StipsitsDietmar Stipsits
ist Pfarrer in Bad Tatzmannsdorf (seit Sept. 2003),  seit Sept. 2011 auch Pfarrer in Bernstein und Mariasdorf (insgesamt 3 Pfarren und 16 Filialgemeinden).
Den Autor erreichen Sie unter 
sonntag@kirchenzeitung.at

An die Mächtigen von Gesellschaft und Kirche

Was hat 1647 Wörter in 3 Kapiteln und ist das letzte Buch des Ersten Testaments? Auflösung folgt! – Mit der Einweihung des neuen Tempels in Jerusalem im Jahr 515 v. Chr. war eine neue, gute Zeit verheißen worden. Doch sie stellte sich nicht ein. Das Volk war enttäuscht darüber und ergab sich in Gleichgültigkeit. Nachdem es keinen König mehr gab, waren es vor allem die Priester, die die Führungsrolle übernahmen. Wie so oft führten Macht und Autorität auch in diesem Fall zu Missbrauch des Amtes.
Genau hier setzt die Kritik des Propheten Maleachi ein, der wohl um 465 auftrat. Auch die Priester müssen auf Gott hören. Tun sie das nicht, dann wird jede religiöse Feier der Priester inhaltsleer und ihre Verkündigung bringt Gott nicht mehr zur Sprache. Maleachi geht es darum, mit ganzem Herzen kultisch und ethisch so zu leben, dass Gott darin erfahrbar und spürbar wird.

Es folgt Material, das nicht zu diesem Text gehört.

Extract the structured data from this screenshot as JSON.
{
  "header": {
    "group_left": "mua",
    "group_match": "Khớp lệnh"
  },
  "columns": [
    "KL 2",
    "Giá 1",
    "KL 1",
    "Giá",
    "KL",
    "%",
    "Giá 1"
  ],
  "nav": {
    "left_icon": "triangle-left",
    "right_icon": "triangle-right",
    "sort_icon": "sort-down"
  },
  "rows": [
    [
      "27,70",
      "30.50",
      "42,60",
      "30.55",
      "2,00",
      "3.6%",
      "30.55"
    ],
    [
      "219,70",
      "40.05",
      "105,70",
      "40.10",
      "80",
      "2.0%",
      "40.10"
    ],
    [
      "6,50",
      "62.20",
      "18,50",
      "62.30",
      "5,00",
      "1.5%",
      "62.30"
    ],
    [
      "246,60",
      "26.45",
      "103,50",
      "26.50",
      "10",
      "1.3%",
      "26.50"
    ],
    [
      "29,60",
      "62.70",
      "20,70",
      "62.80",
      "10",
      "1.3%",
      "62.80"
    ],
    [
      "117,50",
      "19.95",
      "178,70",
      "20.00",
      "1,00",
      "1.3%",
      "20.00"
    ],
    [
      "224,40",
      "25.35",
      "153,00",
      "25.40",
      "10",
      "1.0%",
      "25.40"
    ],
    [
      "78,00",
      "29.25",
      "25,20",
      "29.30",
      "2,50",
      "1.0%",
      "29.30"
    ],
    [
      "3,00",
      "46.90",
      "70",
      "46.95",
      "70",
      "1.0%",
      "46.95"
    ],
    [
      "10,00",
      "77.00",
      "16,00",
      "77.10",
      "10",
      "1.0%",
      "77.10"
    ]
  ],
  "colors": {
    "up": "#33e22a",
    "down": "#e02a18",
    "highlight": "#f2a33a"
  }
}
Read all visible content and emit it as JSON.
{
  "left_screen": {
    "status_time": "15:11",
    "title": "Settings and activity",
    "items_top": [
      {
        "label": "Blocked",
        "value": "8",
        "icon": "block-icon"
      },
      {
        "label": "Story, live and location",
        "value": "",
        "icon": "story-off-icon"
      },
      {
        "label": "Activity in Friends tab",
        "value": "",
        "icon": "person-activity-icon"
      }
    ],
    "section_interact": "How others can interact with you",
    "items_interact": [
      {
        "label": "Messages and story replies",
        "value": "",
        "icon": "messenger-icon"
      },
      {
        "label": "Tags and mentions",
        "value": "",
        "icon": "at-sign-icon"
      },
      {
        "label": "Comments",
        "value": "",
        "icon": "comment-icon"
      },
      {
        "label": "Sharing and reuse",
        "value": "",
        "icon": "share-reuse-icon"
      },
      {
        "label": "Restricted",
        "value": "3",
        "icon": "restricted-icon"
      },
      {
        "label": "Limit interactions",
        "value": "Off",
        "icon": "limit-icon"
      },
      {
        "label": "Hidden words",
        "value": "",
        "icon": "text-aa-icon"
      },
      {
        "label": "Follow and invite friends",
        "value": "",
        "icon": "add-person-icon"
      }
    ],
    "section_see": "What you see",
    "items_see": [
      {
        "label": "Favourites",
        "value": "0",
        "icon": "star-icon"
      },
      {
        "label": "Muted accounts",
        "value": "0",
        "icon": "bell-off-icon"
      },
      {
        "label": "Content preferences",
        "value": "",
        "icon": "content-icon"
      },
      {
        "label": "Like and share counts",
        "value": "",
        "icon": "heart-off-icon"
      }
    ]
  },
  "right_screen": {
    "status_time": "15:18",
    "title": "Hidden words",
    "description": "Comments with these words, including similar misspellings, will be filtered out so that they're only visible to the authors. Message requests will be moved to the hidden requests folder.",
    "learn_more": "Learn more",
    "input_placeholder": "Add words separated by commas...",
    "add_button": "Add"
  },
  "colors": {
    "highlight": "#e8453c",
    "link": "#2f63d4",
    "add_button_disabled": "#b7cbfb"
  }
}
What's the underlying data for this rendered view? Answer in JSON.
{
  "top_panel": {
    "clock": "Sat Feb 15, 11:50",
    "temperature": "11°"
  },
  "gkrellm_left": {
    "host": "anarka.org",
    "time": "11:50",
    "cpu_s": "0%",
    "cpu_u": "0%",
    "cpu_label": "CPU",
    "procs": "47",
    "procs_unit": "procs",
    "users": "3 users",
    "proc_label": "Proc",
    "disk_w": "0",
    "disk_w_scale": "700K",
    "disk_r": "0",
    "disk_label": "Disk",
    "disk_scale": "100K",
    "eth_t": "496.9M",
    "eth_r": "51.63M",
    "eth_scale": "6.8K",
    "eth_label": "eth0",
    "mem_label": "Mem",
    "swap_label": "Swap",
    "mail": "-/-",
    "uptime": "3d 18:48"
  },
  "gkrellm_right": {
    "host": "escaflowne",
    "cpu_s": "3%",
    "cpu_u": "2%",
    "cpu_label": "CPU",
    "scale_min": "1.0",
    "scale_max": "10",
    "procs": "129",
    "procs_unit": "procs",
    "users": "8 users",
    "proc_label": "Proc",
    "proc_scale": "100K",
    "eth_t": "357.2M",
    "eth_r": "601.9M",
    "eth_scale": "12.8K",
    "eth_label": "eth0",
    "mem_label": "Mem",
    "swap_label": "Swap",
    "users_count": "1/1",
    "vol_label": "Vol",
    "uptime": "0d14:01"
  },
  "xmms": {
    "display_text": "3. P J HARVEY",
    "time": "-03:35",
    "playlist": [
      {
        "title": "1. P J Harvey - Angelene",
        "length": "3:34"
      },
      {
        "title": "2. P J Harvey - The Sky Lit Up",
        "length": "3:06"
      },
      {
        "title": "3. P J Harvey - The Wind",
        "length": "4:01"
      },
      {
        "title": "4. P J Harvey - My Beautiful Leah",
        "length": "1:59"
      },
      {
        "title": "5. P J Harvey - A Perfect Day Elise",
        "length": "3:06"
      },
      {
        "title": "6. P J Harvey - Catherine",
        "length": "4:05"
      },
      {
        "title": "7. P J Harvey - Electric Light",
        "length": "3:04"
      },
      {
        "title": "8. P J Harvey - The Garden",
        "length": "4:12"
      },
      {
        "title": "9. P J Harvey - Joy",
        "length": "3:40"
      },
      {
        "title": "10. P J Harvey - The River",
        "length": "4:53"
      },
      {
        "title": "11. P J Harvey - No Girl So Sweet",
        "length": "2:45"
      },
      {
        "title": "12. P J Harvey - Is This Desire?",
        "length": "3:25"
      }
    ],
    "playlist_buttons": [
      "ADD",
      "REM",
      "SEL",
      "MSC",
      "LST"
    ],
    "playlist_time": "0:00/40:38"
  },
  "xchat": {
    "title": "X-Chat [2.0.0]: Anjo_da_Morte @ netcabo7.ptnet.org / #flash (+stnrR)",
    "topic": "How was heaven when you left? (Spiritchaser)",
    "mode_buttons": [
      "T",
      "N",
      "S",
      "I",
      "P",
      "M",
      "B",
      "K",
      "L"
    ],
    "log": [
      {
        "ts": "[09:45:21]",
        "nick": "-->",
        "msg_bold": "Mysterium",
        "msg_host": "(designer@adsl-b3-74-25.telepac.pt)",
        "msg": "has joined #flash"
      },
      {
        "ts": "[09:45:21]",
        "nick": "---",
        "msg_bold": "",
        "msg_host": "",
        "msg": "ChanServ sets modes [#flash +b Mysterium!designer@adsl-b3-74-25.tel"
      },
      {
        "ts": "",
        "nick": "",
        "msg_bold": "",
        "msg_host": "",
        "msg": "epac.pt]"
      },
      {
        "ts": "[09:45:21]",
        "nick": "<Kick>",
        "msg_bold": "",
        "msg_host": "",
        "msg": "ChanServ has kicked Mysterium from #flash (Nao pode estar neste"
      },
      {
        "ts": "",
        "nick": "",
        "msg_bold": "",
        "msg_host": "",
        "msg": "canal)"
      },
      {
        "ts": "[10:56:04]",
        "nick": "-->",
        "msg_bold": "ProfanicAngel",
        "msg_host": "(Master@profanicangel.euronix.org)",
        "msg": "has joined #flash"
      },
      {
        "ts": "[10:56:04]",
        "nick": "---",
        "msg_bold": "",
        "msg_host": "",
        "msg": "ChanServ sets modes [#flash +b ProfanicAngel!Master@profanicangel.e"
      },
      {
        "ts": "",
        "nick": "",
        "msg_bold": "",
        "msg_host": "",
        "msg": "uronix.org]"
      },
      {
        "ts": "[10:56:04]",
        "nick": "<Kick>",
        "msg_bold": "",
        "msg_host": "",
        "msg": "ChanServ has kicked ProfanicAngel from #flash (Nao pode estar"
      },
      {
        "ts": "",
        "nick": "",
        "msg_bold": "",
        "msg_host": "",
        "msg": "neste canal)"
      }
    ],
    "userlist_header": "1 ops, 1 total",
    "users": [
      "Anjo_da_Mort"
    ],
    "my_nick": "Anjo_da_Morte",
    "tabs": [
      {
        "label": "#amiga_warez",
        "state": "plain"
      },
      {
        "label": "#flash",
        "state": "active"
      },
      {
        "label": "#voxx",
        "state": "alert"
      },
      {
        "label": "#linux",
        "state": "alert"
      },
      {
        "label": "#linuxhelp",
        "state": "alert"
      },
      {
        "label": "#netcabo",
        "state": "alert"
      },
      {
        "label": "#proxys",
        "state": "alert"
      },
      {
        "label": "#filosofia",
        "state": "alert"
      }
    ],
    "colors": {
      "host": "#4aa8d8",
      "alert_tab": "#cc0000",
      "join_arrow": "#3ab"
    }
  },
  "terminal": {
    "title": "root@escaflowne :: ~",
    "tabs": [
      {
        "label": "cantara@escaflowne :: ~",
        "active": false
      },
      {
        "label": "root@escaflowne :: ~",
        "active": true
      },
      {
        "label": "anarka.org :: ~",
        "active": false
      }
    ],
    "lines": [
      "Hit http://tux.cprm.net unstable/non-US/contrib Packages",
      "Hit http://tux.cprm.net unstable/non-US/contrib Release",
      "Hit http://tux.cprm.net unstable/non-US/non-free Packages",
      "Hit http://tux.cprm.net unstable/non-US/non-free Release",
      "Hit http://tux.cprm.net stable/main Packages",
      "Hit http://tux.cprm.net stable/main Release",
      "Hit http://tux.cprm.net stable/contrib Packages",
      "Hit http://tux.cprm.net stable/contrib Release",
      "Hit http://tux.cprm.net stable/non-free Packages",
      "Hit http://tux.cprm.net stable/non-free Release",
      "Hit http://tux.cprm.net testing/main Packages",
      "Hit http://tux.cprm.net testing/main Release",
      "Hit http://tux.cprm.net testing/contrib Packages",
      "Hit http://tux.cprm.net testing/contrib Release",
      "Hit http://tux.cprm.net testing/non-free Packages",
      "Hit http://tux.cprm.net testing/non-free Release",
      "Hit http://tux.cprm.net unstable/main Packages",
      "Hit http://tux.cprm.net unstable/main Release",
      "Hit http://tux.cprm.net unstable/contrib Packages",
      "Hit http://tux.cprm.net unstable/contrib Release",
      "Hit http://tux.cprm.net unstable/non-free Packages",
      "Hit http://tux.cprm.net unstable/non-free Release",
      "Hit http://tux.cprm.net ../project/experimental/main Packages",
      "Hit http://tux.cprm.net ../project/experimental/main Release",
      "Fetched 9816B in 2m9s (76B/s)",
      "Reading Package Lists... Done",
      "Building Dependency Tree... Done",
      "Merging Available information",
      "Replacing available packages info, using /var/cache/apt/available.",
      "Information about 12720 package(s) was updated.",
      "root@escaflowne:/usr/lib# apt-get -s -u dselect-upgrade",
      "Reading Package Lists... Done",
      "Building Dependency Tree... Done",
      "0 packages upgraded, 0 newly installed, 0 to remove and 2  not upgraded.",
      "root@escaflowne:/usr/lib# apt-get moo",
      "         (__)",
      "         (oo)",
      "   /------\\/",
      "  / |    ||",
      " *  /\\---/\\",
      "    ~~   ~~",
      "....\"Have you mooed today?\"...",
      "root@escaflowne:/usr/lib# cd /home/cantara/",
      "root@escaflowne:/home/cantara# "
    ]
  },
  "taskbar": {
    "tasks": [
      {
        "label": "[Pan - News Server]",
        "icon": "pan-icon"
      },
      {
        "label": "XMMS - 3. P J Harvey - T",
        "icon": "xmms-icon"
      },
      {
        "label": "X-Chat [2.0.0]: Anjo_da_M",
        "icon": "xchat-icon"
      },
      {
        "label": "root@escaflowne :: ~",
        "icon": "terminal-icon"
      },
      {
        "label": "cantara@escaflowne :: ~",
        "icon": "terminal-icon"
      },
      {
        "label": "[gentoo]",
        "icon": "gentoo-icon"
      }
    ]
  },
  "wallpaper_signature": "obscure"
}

Das 1. und 2. Kapitel des Prophetenbuches Maleachi beschäftigt sich in meinen Augen mit einer Problematik, die auch heute höchst aktuell ist: Wie gehen wir Menschen mit Macht und mit Untergebenen um? Die beiden Kapitel sind eine deutliche Mahnung vor allem für weltliche und geistliche Obrigkeiten. Fühlen sich Menschen, die Macht ausüben, auch als Hörende oder verstehen sie sich bloß als Befehlende? Haben Vorgesetzte noch die Fähigkeit, das alltägliche Leben der Untergebenen mit all seinen Nöten und Schwierigkeiten wahrzunehmen? Oder wird der Graben zwischen dem Lebensalltag der Mächtigen und dem der Machtlosen immer größer?
Maleachi ruft die Mächtigen zur Selbstkritik auf. Immer wieder müssen sie sich die Frage stellen, ob ihr Amt tatsächlich noch ein Dienst für die Menschen ist und ob sie dabei auf Gott Hörende sind?

Zum Weiterdenken
Wie gehe ich selber mit Macht um?
Wie erlebe ich Machtausübung in unserer Gesellschaft? Wie erlebe ich Machtausübung in unserer Kirche?